54 Enophthalmos
CLINICAL EXAMINATION
On ophthalmic examination the first thing to determine is whether the eye is truly enophthalmic, i.e. sunken back into the socket, or whether it is just smaller than it should be. Comparison of the two eyes will assist, as will viewing the animal from above as well as from directly in front. A small eye can be present in young animals; sometimes it will be normally developed and visual, but just smaller than expected, but other ocular abnormalities, such as cataract, nystagmus and persistent pupillary membrane, might be present (Figure 54.1).
An acquired small globe develops following severe intraocular damage and is termed phthisis bulbi. It can follow severe trauma, uveitis or chronic glaucoma (Figure 54.2). A severely phthitic eye will usually be blind and grossly abnormal, with conjunctival hyperaemia, episcleral congestion and frequently severe keratitis such that detailed intraocular examination is not possible.

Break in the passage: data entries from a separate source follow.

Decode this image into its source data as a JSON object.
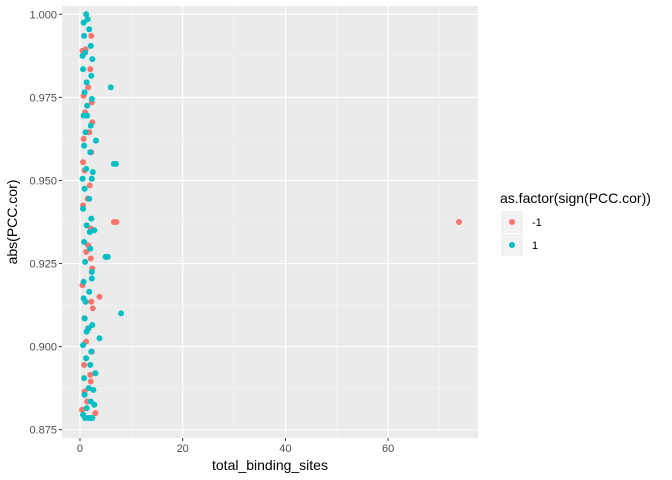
{
  "chart_data": {
    "type": "scatter",
    "xlabel": "total_binding_sites",
    "ylabel": "abs(PCC.cor)",
    "xlim": [
      -3.5,
      77.5
    ],
    "ylim": [
      0.8725,
      1.0025
    ],
    "x_ticks": [
      0,
      20,
      40,
      60
    ],
    "y_ticks": [
      0.875,
      0.9,
      0.925,
      0.95,
      0.975,
      1.0
    ],
    "y_tick_labels": [
      "0.875",
      "0.900",
      "0.925",
      "0.950",
      "0.975",
      "1.000"
    ],
    "x_tick_labels": [
      "0",
      "20",
      "40",
      "60"
    ],
    "grid": true,
    "legend": {
      "title": "as.factor(sign(PCC.cor))",
      "position": "right",
      "entries": [
        {
          "label": "-1",
          "color": "#F8766D"
        },
        {
          "label": "1",
          "color": "#00BFC4"
        }
      ]
    },
    "series": [
      {
        "name": "-1",
        "color": "#F8766D",
        "points": [
          [
            73.8,
            0.9375
          ],
          [
            6.6,
            0.9375
          ],
          [
            7.1,
            0.9375
          ],
          [
            3.8,
            0.915
          ],
          [
            3.0,
            0.88
          ],
          [
            0.4,
            0.881
          ],
          [
            0.5,
            0.989
          ],
          [
            2.0,
            0.9835
          ],
          [
            1.6,
            0.978
          ],
          [
            2.3,
            0.9735
          ],
          [
            1.0,
            0.9705
          ],
          [
            2.4,
            0.9675
          ],
          [
            0.7,
            0.9625
          ],
          [
            2.2,
            0.9585
          ],
          [
            0.9,
            0.953
          ],
          [
            1.9,
            0.9485
          ],
          [
            0.6,
            0.9425
          ],
          [
            2.1,
            0.9355
          ],
          [
            1.2,
            0.9285
          ],
          [
            2.4,
            0.9235
          ],
          [
            0.5,
            0.9185
          ],
          [
            2.2,
            0.9135
          ],
          [
            0.9,
            0.9085
          ],
          [
            1.7,
            0.9055
          ],
          [
            2.3,
            0.8985
          ],
          [
            0.8,
            0.8945
          ],
          [
            2.1,
            0.8895
          ],
          [
            1.4,
            0.8835
          ],
          [
            0.9,
            0.8865
          ],
          [
            2.0,
            0.8915
          ],
          [
            1.2,
            0.9015
          ],
          [
            2.1,
            0.9265
          ],
          [
            1.5,
            0.9445
          ],
          [
            0.6,
            0.9555
          ],
          [
            1.8,
            0.9645
          ],
          [
            1.1,
            0.9895
          ],
          [
            2.2,
            0.9935
          ],
          [
            0.7,
            0.9755
          ],
          [
            1.6,
            0.9305
          ],
          [
            2.5,
            0.9115
          ]
        ]
      },
      {
        "name": "1",
        "color": "#00BFC4",
        "points": [
          [
            1.2,
            1.0
          ],
          [
            1.5,
            0.9985
          ],
          [
            0.7,
            0.9975
          ],
          [
            1.8,
            0.9955
          ],
          [
            0.8,
            0.9935
          ],
          [
            2.1,
            0.9905
          ],
          [
            1.0,
            0.9885
          ],
          [
            2.4,
            0.9865
          ],
          [
            0.6,
            0.9835
          ],
          [
            2.2,
            0.9815
          ],
          [
            1.3,
            0.9795
          ],
          [
            6.0,
            0.978
          ],
          [
            0.9,
            0.9765
          ],
          [
            2.3,
            0.9745
          ],
          [
            1.4,
            0.9725
          ],
          [
            0.7,
            0.9695
          ],
          [
            2.1,
            0.9665
          ],
          [
            1.1,
            0.9645
          ],
          [
            3.1,
            0.962
          ],
          [
            0.8,
            0.9605
          ],
          [
            2.0,
            0.9585
          ],
          [
            6.6,
            0.955
          ],
          [
            7.0,
            0.955
          ],
          [
            1.2,
            0.9535
          ],
          [
            2.3,
            0.9505
          ],
          [
            0.9,
            0.9475
          ],
          [
            1.8,
            0.9445
          ],
          [
            0.6,
            0.9415
          ],
          [
            2.2,
            0.9385
          ],
          [
            1.3,
            0.9365
          ],
          [
            2.8,
            0.935
          ],
          [
            0.8,
            0.9315
          ],
          [
            2.0,
            0.9295
          ],
          [
            5.0,
            0.927
          ],
          [
            5.4,
            0.927
          ],
          [
            1.0,
            0.9255
          ],
          [
            2.3,
            0.9225
          ],
          [
            0.7,
            0.9195
          ],
          [
            1.8,
            0.9165
          ],
          [
            1.1,
            0.9135
          ],
          [
            8.0,
            0.91
          ],
          [
            0.9,
            0.9085
          ],
          [
            2.4,
            0.9065
          ],
          [
            1.3,
            0.9045
          ],
          [
            3.8,
            0.9025
          ],
          [
            0.6,
            0.9005
          ],
          [
            2.2,
            0.8985
          ],
          [
            1.2,
            0.8965
          ],
          [
            2.0,
            0.8945
          ],
          [
            3.0,
            0.892
          ],
          [
            0.8,
            0.8905
          ],
          [
            1.7,
            0.8875
          ],
          [
            2.6,
            0.887
          ],
          [
            0.9,
            0.8855
          ],
          [
            2.1,
            0.8835
          ],
          [
            1.3,
            0.8815
          ],
          [
            2.8,
            0.8825
          ],
          [
            0.6,
            0.8795
          ],
          [
            2.4,
            0.8785
          ],
          [
            1.0,
            0.8785
          ],
          [
            1.6,
            0.8785
          ],
          [
            2.0,
            0.8785
          ],
          [
            0.5,
            0.9875
          ],
          [
            1.9,
            0.9345
          ],
          [
            0.5,
            0.9505
          ],
          [
            1.6,
            0.9055
          ],
          [
            2.5,
            0.9525
          ],
          [
            0.7,
            0.9145
          ],
          [
            1.4,
            0.9695
          ],
          [
            2.3,
            0.9205
          ]
        ]
      }
    ]
  }
}
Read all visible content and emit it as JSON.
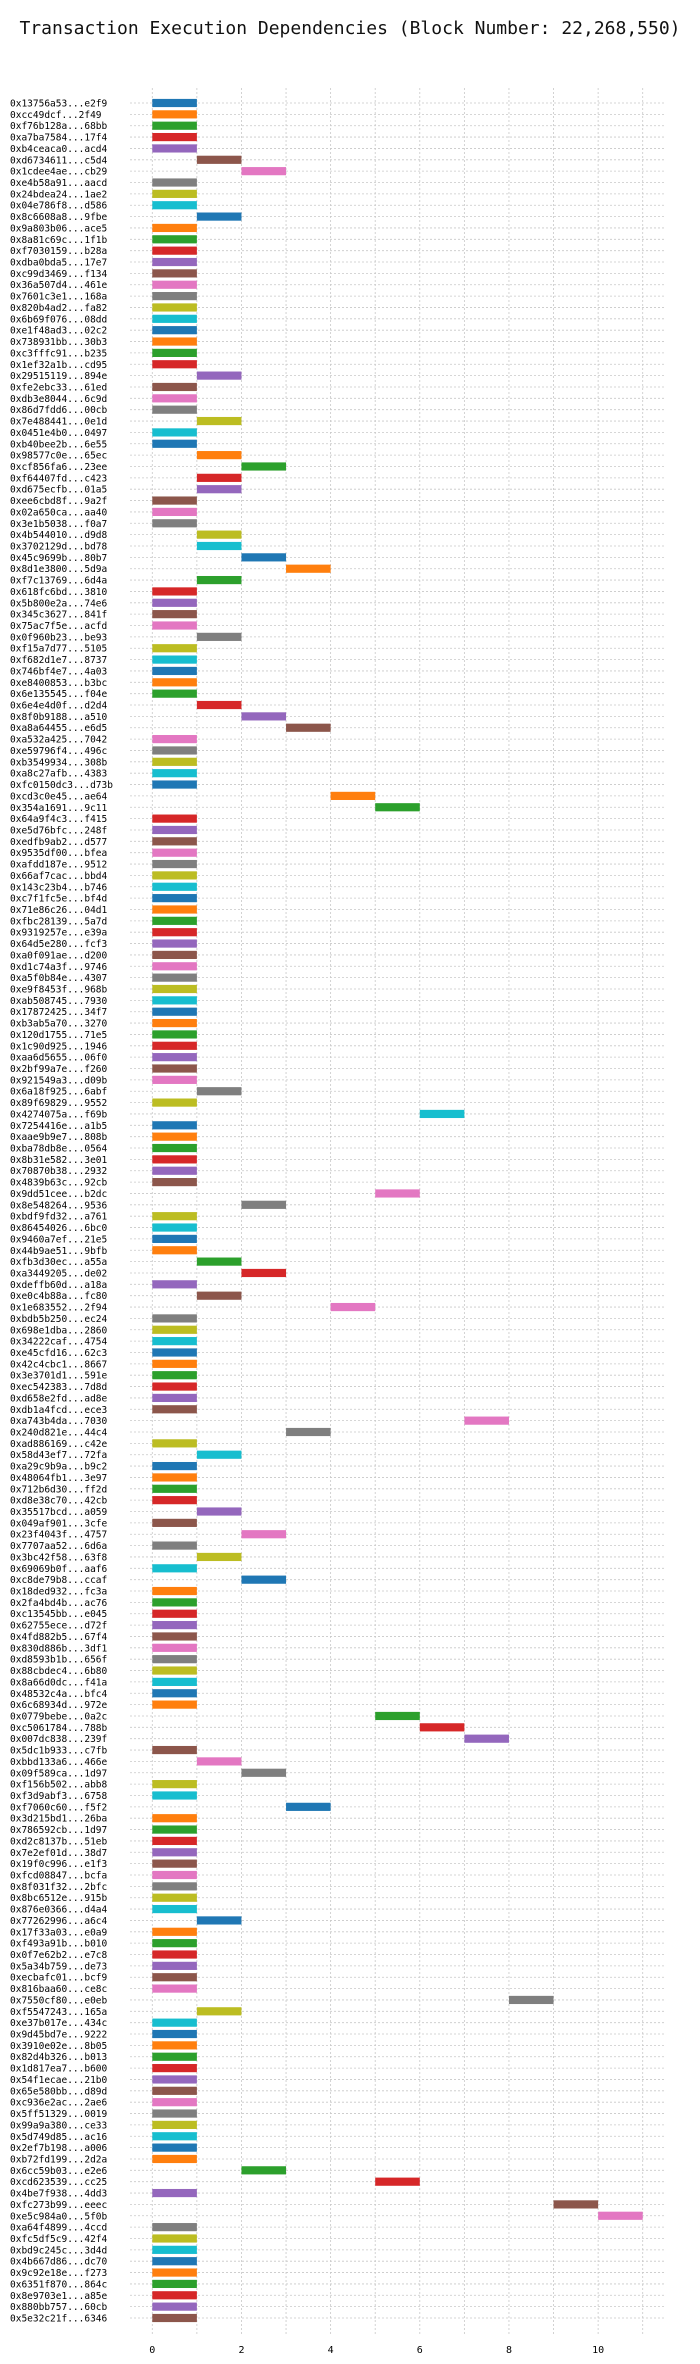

Attempts at measuring intraocular pressure in such patients will be difficult since the globe becomes very soft such that obtaining accurate readings is problematical.
The patient should be examined for evidence of ocular pain which can cause retraction of the globe. Thus a corneal lesion such as an ulcer or laceration, and severe uveitis or a lens luxation can all cause sufficient ocular pain to contract the retractor oculi muscle such that the globe sinks and the nictitans membrane becomes elevated. An ocular discharge is likely to be present in painful eyes – varying from serous epiphora to overt purulent material. This should be differentiated from the accumulation of mucus seen at the medial canthus in patients with deep set eyes (see Case example 12.1 on medial canthal pocket syndrome). Pupil size should be checked – a miotic pupil in an enophthalmic eye should suggest Horner’s syndrome, especially if the eye is not inflamed with no evidence of uveitis. The patient should be examined in bright and dim light, and the degree of anisocoria assessed. It will be more noticeable in the dark, as the affected pupil fails to dilate. The other signs of Horner’s syndrome, namely ptosis and elevation of the nictitans membrane, will usually be present, together with the enophthalmos and miosis, and all result from damage to the sympathetic supply to the eye.